Tuesday, May 6, 2014

What the Word Be (BOOK REVIEW)

What the Word Be:
Why Black English Is the King’s (James) English
by Diane Proctor Reeder
Written Images
Paperback, $19.95
200 pages
ISBN: 978-1-4951-0505-0

Book Review by Kam Williams
           
            “Blacks came to the U.S. chained to each other but from different tribes. Neither could speak the other’s language. If two black people, at that bitter hour of the world’s history, had been able to speak to each other, the institution of chattel slavery could never have lasted as long as it did.
            Subsequently, the slave was given, under the eye, and the gun, of his master… the Bible… and under these conditions the slave began the formation of… black English.”
n      James Baldwin as excerpted in the Introduction (pages xiii-xiv) from
his article “If Black English Isn’t a Language, Then Tell Me What Is?”  

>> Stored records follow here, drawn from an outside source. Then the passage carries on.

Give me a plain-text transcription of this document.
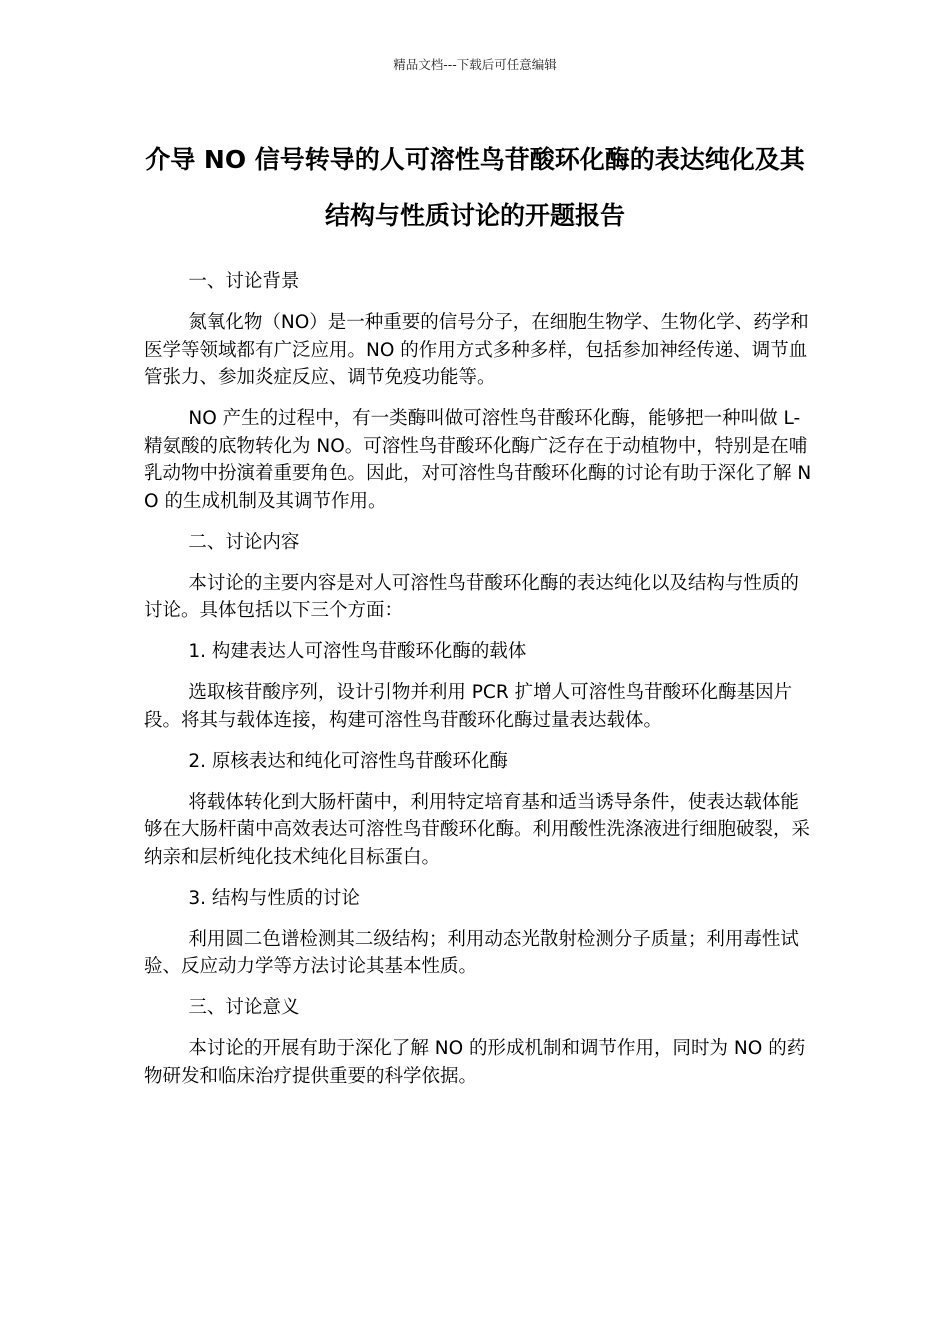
精品文档---下载后可任意编辑
介导 NO 信号转导的人可溶性鸟苷酸环化酶的表达纯化及其结构与性质讨论的开题报告

一、讨论背景

氮氧化物（NO）是一种重要的信号分子，在细胞生物学、生物化学、药学和医学等领域都有广泛应用。NO 的作用方式多种多样，包括参加神经传递、调节血管张力、参加炎症反应、调节免疫功能等。

NO 产生的过程中，有一类酶叫做可溶性鸟苷酸环化酶，能够把一种叫做 L-精氨酸的底物转化为 NO。可溶性鸟苷酸环化酶广泛存在于动植物中，特别是在哺乳动物中扮演着重要角色。因此，对可溶性鸟苷酸环化酶的讨论有助于深化了解 NO 的生成机制及其调节作用。

二、讨论内容

本讨论的主要内容是对人可溶性鸟苷酸环化酶的表达纯化以及结构与性质的讨论。具体包括以下三个方面：

1. 构建表达人可溶性鸟苷酸环化酶的载体

选取核苷酸序列，设计引物并利用 PCR 扩增人可溶性鸟苷酸环化酶基因片段。将其与载体连接，构建可溶性鸟苷酸环化酶过量表达载体。

2. 原核表达和纯化可溶性鸟苷酸环化酶

将载体转化到大肠杆菌中，利用特定培育基和适当诱导条件，使表达载体能够在大肠杆菌中高效表达可溶性鸟苷酸环化酶。利用酸性洗涤液进行细胞破裂，采纳亲和层析纯化技术纯化目标蛋白。

3. 结构与性质的讨论

利用圆二色谱检测其二级结构；利用动态光散射检测分子质量；利用毒性试验、反应动力学等方法讨论其基本性质。

三、讨论意义

本讨论的开展有助于深化了解 NO 的形成机制和调节作用，同时为 NO 的药物研发和临床治疗提供重要的科学依据。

            When most people talk about the “King’s English,” they’re referring to a very proper, aristocratic way of speaking in terms of grammar and syntax. That style is far afield from the uniquely African-American phraseology also known as Ebonics.
            In fact, the pros and cons of teaching black English has been the subject of debate in recent years, with detractors arguing that it has no place either in the classroom or in polite society. Those naysayers might rethink that position after perusing What the Word Be: Why Black English Is the King’s (James) English.

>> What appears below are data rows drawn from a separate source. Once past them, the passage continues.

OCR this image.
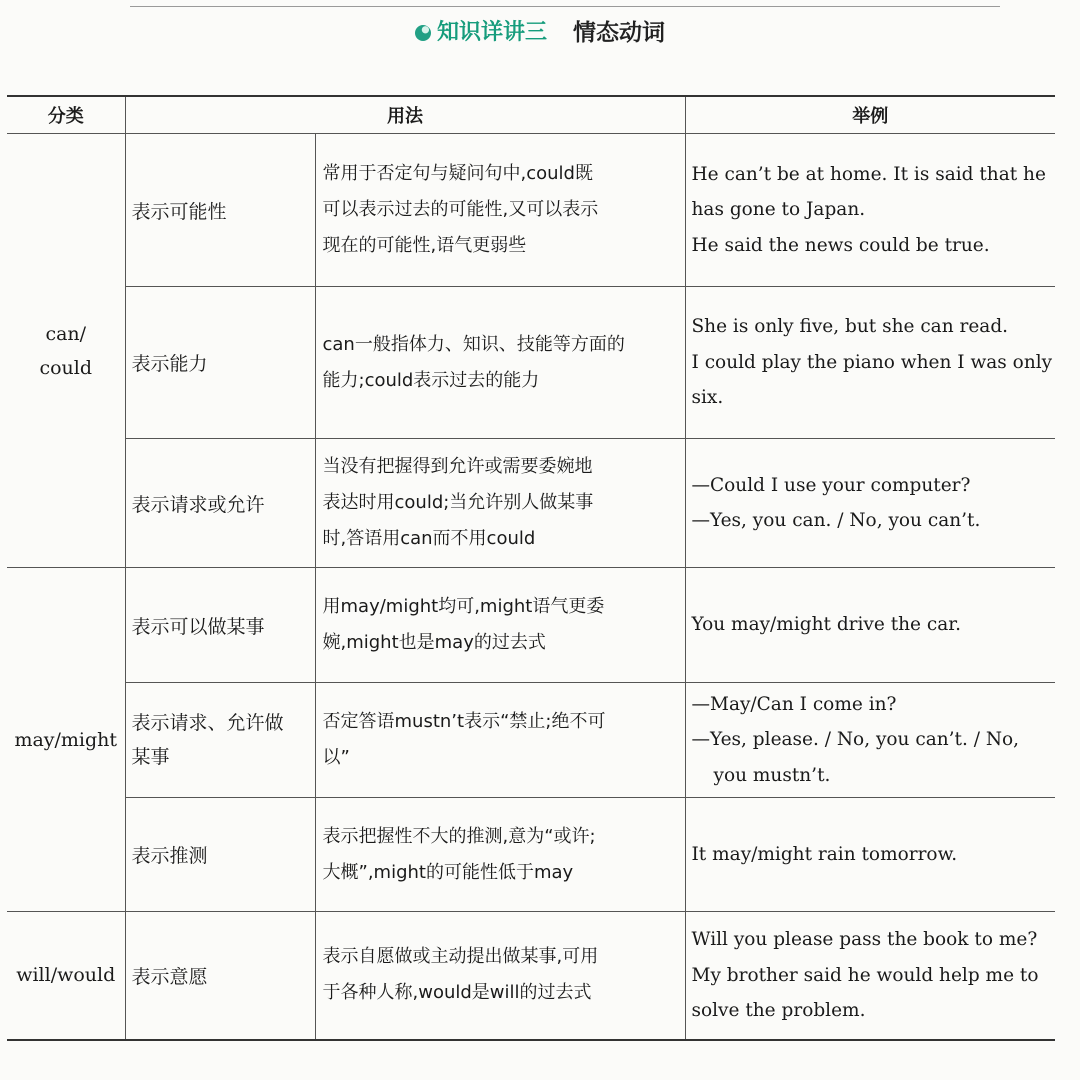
知识详讲三 情态动词
分类	用法		举例
can/
could	表示可能性	常用于否定句与疑问句中,could既
可以表示过去的可能性,又可以表示
现在的可能性,语气更弱些	He can’t be at home. It is said that he
has gone to Japan.
He said the news could be true.

	表示能力	can一般指体力、知识、技能等方面的
能力;could表示过去的能力	She is only five, but she can read.
I could play the piano when I was only
six.

	表示请求或允许	当没有把握得到允许或需要委婉地
表达时用could;当允许别人做某事
时,答语用can而不用could	—Could I use your computer?
—Yes, you can. / No, you can’t.

may/might	表示可以做某事	用may/might均可,might语气更委
婉,might也是may的过去式	You may/might drive the car.

	表示请求、允许做
某事	否定答语mustn’t表示“禁止;绝不可
以”	—May/Can I come in?
—Yes, please. / No, you can’t. / No,
you mustn’t.

	表示推测	表示把握性不大的推测,意为“或许;
大概”,might的可能性低于may	It may/might rain tomorrow.

will/would	表示意愿	表示自愿做或主动提出做某事,可用
于各种人称,would是will的过去式	Will you please pass the book to me?
My brother said he would help me to
solve the problem.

            For, according to its author, Diane Proctor Reeder, the roots of Ebonics can readily be found in the King James Bible, the text employed by most slave masters to teach Africans English. To prove her point, Ms. Reeder simply quotes from scripture, such as “Surely the people is grass,” which is found in Isaiah 40:7.
            The playwright/editor/businesswoman came up with the idea for her opus after scouring the Good Book front to back several times and finding over 1,500 verses written in black English. Here, she carefully cites hundreds of those examples from both the Old and New Testament, including Exodus, Leviticus, Numbers, Job, Deuteronomy, Matthew, Mark, Luke and John.   

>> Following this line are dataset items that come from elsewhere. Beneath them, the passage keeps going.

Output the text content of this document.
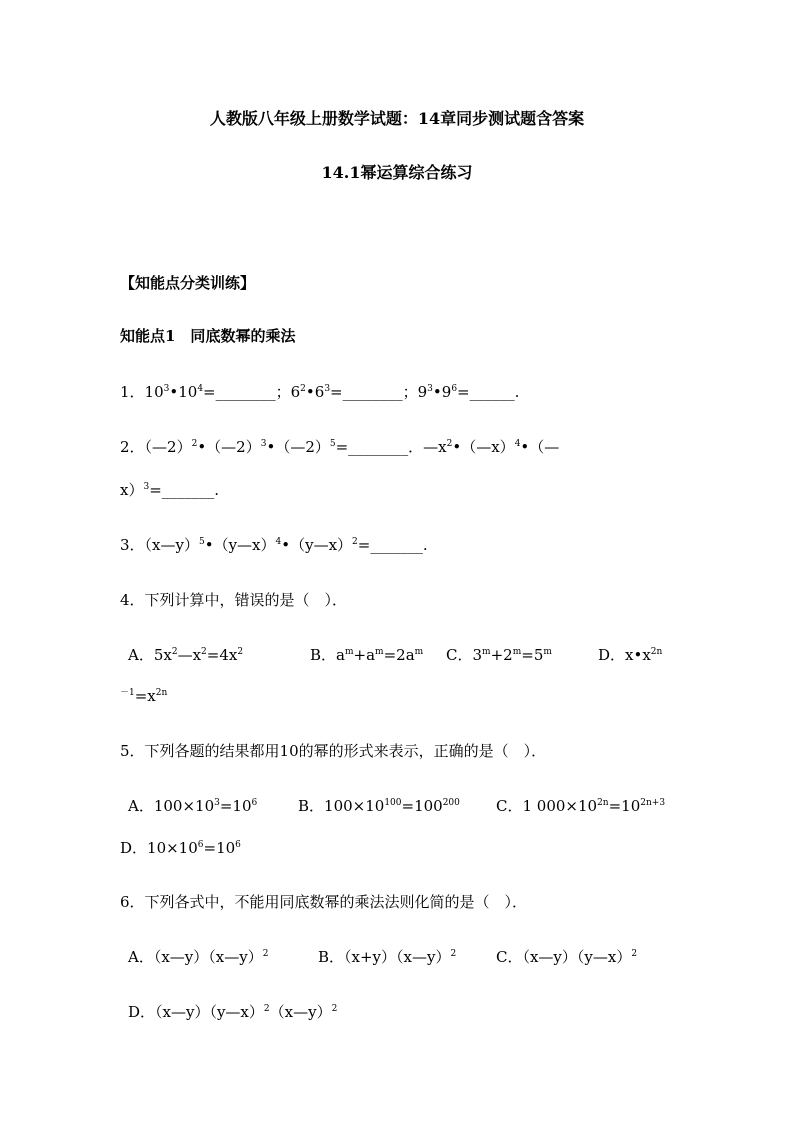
人教版八年级上册数学试题：14章同步测试题含答案
14.1幂运算综合练习
【知能点分类训练】
知能点1　同底数幂的乘法
1．$10^3•10^4=\_\_\_\_\_\_\_\_$；$6^2•6^3=\_\_\_\_\_\_\_\_$；$9^3•9^6=\_\_\_\_\_\_$.
2．（—2）$^2$•（—2）$^3$•（—2）$^5$=________．$—x^2•(—x)^4•(—$
x）$^3$=_______.
3．（x—y）$^5$•（y—x）$^4$•（y—x）$^2$=_______.
4．下列计算中，错误的是（　）．
A．$5x^2—x^2=4x^2$	B．$a^m+a^m=2a^m$ C．$3^m+2^m=5^m$	D．$x•x^{2n}$
$^{-1}=x^{2n}$
5．下列各题的结果都用10的幂的形式来表示，正确的是（　）．
A．$100\times 10^3=10^6$	B．$100\times 10^{100}=100^{200}$ C．1 $000\times 10^{2n}=10^{2n+3}$
D．$10\times 10^6=10^6$
6．下列各式中，不能用同底数幂的乘法法则化简的是（　）．
A．（x—y）（x—y）$^2$	B．（x+y）（x—y）$^2$	C．（x—y）（y—x）$^2$
D．（x—y）（y—x）$^2$（x—y）$^2$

            Who knew that the Bible is riddled with such supposed mistakes as unmarked past and present tenses, subject-verb disagreements, double subjects, bizarre uses of the verb “to be,” pronoun insertions and absence of the copula? Nevertheless, to this sister, there’s a method to the madness, and what academics might denigrate as nails on the blackboard ghetto parlance may now more accurately be appreciated as a God-ordained vestige of slavery worth preserving.           Reeder’s persuasive conclusion? “We learned how to speak the way we do because our ancestors learned to read with the King James Bible as their primary text.” You be feelin’ her?